Il faudrait le féliciter pour son théâtral dynamisme. Au Texas, fief de l’industrie du schiste, il s’est mis debout devant une pile de barils de pétrole recouverts des drapeaux américain et texan, ainsi que du logo de l’entreprise Double Eagle Energy, l’une des plus grandes entreprises opérant dans le bassin permien.
« Nous étions sur le point de perdre une industrie très importante et puissante, mais nous sommes maintenant de retour et nous allons continuer à nous développer », a déclaré Trump sous les applaudissements. Il avait un message pour ses adversaires politiques : « Ne jouez pas avec le Texas ». Le problème auquel il est confronté est que, selon toute évaluation conventionnelle de l’industrie pétrolière américaine, le Texas est encore loin de la domination qu’il avait atteinte l’année dernière en tant que plus grand exportateur de pétrole au monde. La pandémie de COVID-19 a durement frappé le monde de l’énergie dans son ensemble, mais les États-Unis, et en particulier le Texas, ont profondément souffert.

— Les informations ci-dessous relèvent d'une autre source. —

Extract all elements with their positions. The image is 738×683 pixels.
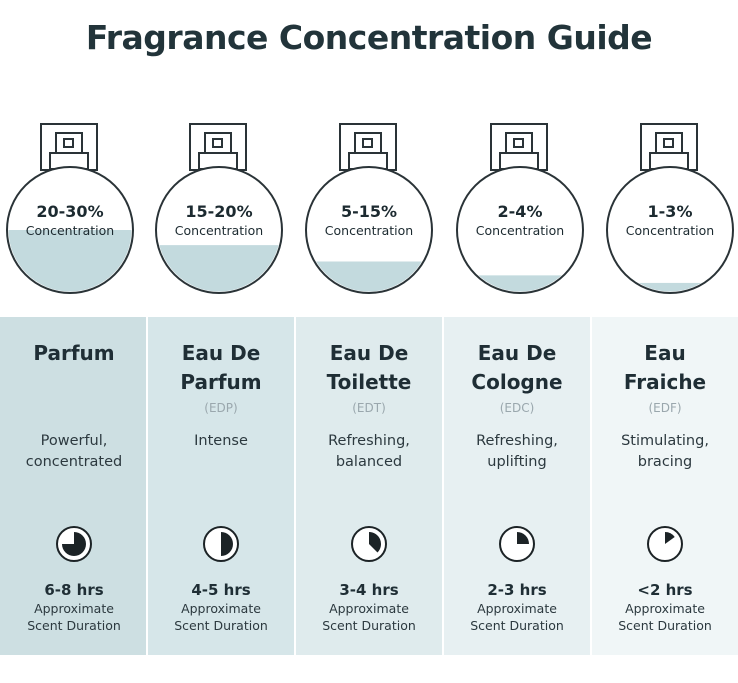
bottle-nozzle [663, 138, 674, 148]
liquid-fill [608, 282, 732, 292]
column-eau-de-toilette: Eau De Toilette (EDT) Refreshing, balanced… [295, 317, 443, 655]
type-abbreviation: (EDT) [352, 401, 386, 415]
perfume-bottle-icon [155, 123, 283, 294]
clock-pie-icon [56, 526, 92, 562]
bottle-nozzle [513, 138, 524, 148]
concentration-label: Concentration [625, 223, 715, 238]
column-divider [590, 317, 592, 655]
bottles-row: 20-30% Concentration 15-20% Concentratio… [0, 118, 738, 308]
bottle-body-bg [457, 167, 583, 293]
clock-wedge [517, 532, 529, 544]
bottle-eau-de-toilette: 5-15% Concentration [299, 118, 439, 308]
type-name: Eau De Parfum [180, 341, 262, 394]
duration-label: Approximate Scent Duration [470, 601, 564, 633]
duration-label: Approximate Scent Duration [322, 601, 416, 633]
perfume-bottle-icon [305, 123, 433, 294]
type-description: Powerful, concentrated [25, 433, 123, 470]
bottle-eau-de-parfum: 15-20% Concentration [149, 118, 289, 308]
clock-pie-icon [499, 526, 535, 562]
column-eau-de-parfum: Eau De Parfum (EDP) Intense 4-5 hrs Appro… [147, 317, 295, 655]
duration-label: Approximate Scent Duration [27, 601, 121, 633]
bottle-body [6, 166, 134, 294]
column-eau-de-cologne: Eau De Cologne (EDC) Refreshing, uplifting… [443, 317, 591, 655]
clock-pie-icon [351, 526, 387, 562]
concentration-percent: 15-20% [185, 202, 253, 221]
duration-hours: 2-3 hrs [487, 581, 547, 599]
duration-label: Approximate Scent Duration [618, 601, 712, 633]
bottle-nozzle [63, 138, 74, 148]
bottle-eau-fraiche: 1-3% Concentration [600, 118, 738, 308]
type-abbreviation: (EDP) [204, 401, 238, 415]
column-parfum: Parfum Powerful, concentrated 6-8 hrs App… [0, 317, 148, 655]
bottle-body [155, 166, 283, 294]
liquid-fill [307, 261, 431, 292]
clock-wedge [369, 532, 382, 553]
duration-hours: 3-4 hrs [339, 581, 399, 599]
type-name: Parfum [33, 341, 115, 365]
concentration-label: Concentration [174, 223, 264, 238]
concentration-percent: 1-3% [647, 202, 693, 221]
perfume-bottle-icon [6, 123, 134, 294]
column-divider [146, 317, 148, 655]
type-name: Eau De Cologne [471, 341, 563, 394]
duration-label: Approximate Scent Duration [174, 601, 268, 633]
bottle-nozzle [212, 138, 223, 148]
concentration-label: Concentration [324, 223, 414, 238]
clock-pie-icon [647, 526, 683, 562]
type-description: Intense [194, 433, 248, 449]
type-description: Stimulating, bracing [621, 433, 709, 470]
type-name: Eau Fraiche [623, 341, 707, 394]
bottle-body [456, 166, 584, 294]
duration-hours: 4-5 hrs [191, 581, 251, 599]
bottle-nozzle [362, 138, 373, 148]
concentration-percent: 20-30% [36, 202, 104, 221]
type-abbreviation: (EDF) [648, 401, 682, 415]
bottle-body [606, 166, 734, 294]
bottle-body-bg [607, 167, 733, 293]
perfume-bottle-icon [456, 123, 584, 294]
page-title: Fragrance Concentration Guide [85, 18, 653, 57]
duration-hours: <2 hrs [637, 581, 693, 599]
liquid-fill [8, 230, 132, 292]
duration-hours: 6-8 hrs [44, 581, 104, 599]
concentration-percent: 5-15% [340, 202, 398, 221]
concentration-percent: 2-4% [497, 202, 543, 221]
clock-wedge [62, 532, 86, 556]
type-description: Refreshing, uplifting [476, 433, 558, 470]
comparison-panel: Parfum Powerful, concentrated 6-8 hrs App… [0, 317, 738, 655]
liquid-fill [157, 245, 281, 292]
type-abbreviation: (EDC) [499, 401, 535, 415]
concentration-label: Concentration [25, 223, 115, 238]
bottle-body [305, 166, 433, 294]
clock-pie-icon [203, 526, 239, 562]
clock-wedge [665, 532, 675, 544]
bottle-parfum: 20-30% Concentration [0, 118, 140, 308]
column-divider [442, 317, 444, 655]
column-divider [294, 317, 296, 655]
bottle-eau-de-cologne: 2-4% Concentration [450, 118, 590, 308]
perfume-bottle-icon [606, 123, 734, 294]
type-description: Refreshing, balanced [328, 433, 410, 470]
column-eau-fraiche: Eau Fraiche (EDF) Stimulating, bracing <2 … [591, 317, 738, 655]
type-name: Eau De Toilette [326, 341, 412, 394]
clock-wedge [221, 532, 233, 556]
concentration-label: Concentration [475, 223, 565, 238]
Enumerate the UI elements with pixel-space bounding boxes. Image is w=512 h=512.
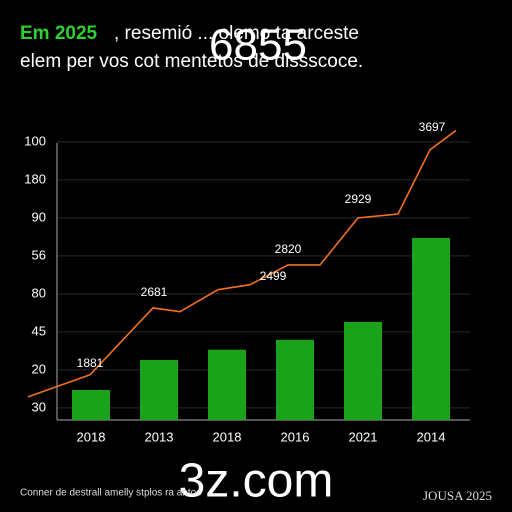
y-tick-label: 80 — [32, 285, 46, 300]
x-tick-label: 2013 — [145, 429, 174, 444]
bar — [412, 237, 450, 420]
annotation: 2681 — [141, 285, 168, 299]
y-tick-label: 20 — [32, 361, 46, 376]
x-tick-label: 2014 — [417, 429, 446, 444]
watermark: 3z.com — [179, 455, 334, 508]
y-tick-label: 30 — [32, 399, 46, 414]
bar — [344, 321, 382, 420]
annotation: 2499 — [260, 269, 287, 283]
x-tick-label: 2018 — [213, 429, 242, 444]
x-tick-label: 2018 — [77, 429, 106, 444]
footnote: Conner de destrall amelly stplos ra anto… — [20, 488, 201, 499]
x-tick-label: 2016 — [281, 429, 310, 444]
y-tick-label: 45 — [32, 323, 46, 338]
plot: 30 20 45 80 56 90 180 100 2018 2013 2018 2016 2021 20… — [24, 120, 470, 444]
y-tick-label: 90 — [32, 209, 46, 224]
y-tick-label: 180 — [24, 171, 46, 186]
signature: JOUSA 2025 — [423, 488, 492, 503]
chart-title: , resemió ... olemo ta arceste — [114, 23, 359, 44]
annotation: 1881 — [77, 356, 104, 370]
x-tick-label: 2021 — [349, 429, 378, 444]
y-tick-label: 56 — [32, 247, 46, 262]
bar — [276, 339, 314, 420]
bar — [208, 349, 246, 420]
trend-line — [27, 129, 457, 398]
annotation: 3697 — [419, 120, 446, 134]
bar — [72, 389, 110, 420]
annotation: 2820 — [275, 242, 302, 256]
bar — [140, 359, 178, 420]
annotation: 2929 — [345, 192, 372, 206]
y-tick-label: 100 — [24, 133, 46, 148]
overlay-text: 6855 — [209, 21, 307, 70]
subtitle: elem per vos cot mentetos de dissscoce. — [20, 51, 363, 72]
title-highlight: Em 2025 — [20, 23, 98, 44]
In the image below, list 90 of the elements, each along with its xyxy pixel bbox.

Quand le West Texas Intermediate (WTI), l’indice de référence américain, a atteint un prix de moins 40 dollars par baril le lundi 20 avril, des pans entiers de l’industrie américaine sont devenus non-rentables d’un coup. La production pétrolière américaine a atteint un plancher de 9,7 millions de barils par jour (b/j) en juin contre 13 millions de b/j en mars, avant que l'accord OPEP + ne s'effondre brièvement et que les effets de la pandémie ne deviennent apparents. Le nombre d’appareils de forage au début du mois était aux alentours de 250, contre 800 en mars. Certains des noms les plus connus du secteur américain du schiste, dont le pionnier Chesapeake Energy, ont fait faillite. Depuis ce creux du mois dernier, il y a eu une sorte de reprise. Il est estimé que 10,9 millions de b/j de pétrole sont désormais produits aux États-Unis, mais ceci est encore loin de la domination énergétique mondiale que Trump aimerait voir.
Le redressement de l’industrie est dû aux réductions historiques de l’OPEP+, orchestrée par l’Arabie Saoudite et la Russie, qui ont mis fin à la brève guerre de prix entre mars et avril. Trump a remercié les deux dirigeants de l’alliance pétrolière, et bizarrement le Mexique aussi, qui n’a en fait rien fait sinon retarder l’accord.
Depuis, le WTI s’est redressé, atteignant environ 40$, avec le Brent, indice de référence mondial, frôlant les 45$. Le problème de Trump est que, bien que ce redressement soit positif, il n’est pas suffisant. Avec moins de 50$ par baril, le pétrole américain ne continuera pas simplement à « se développer ».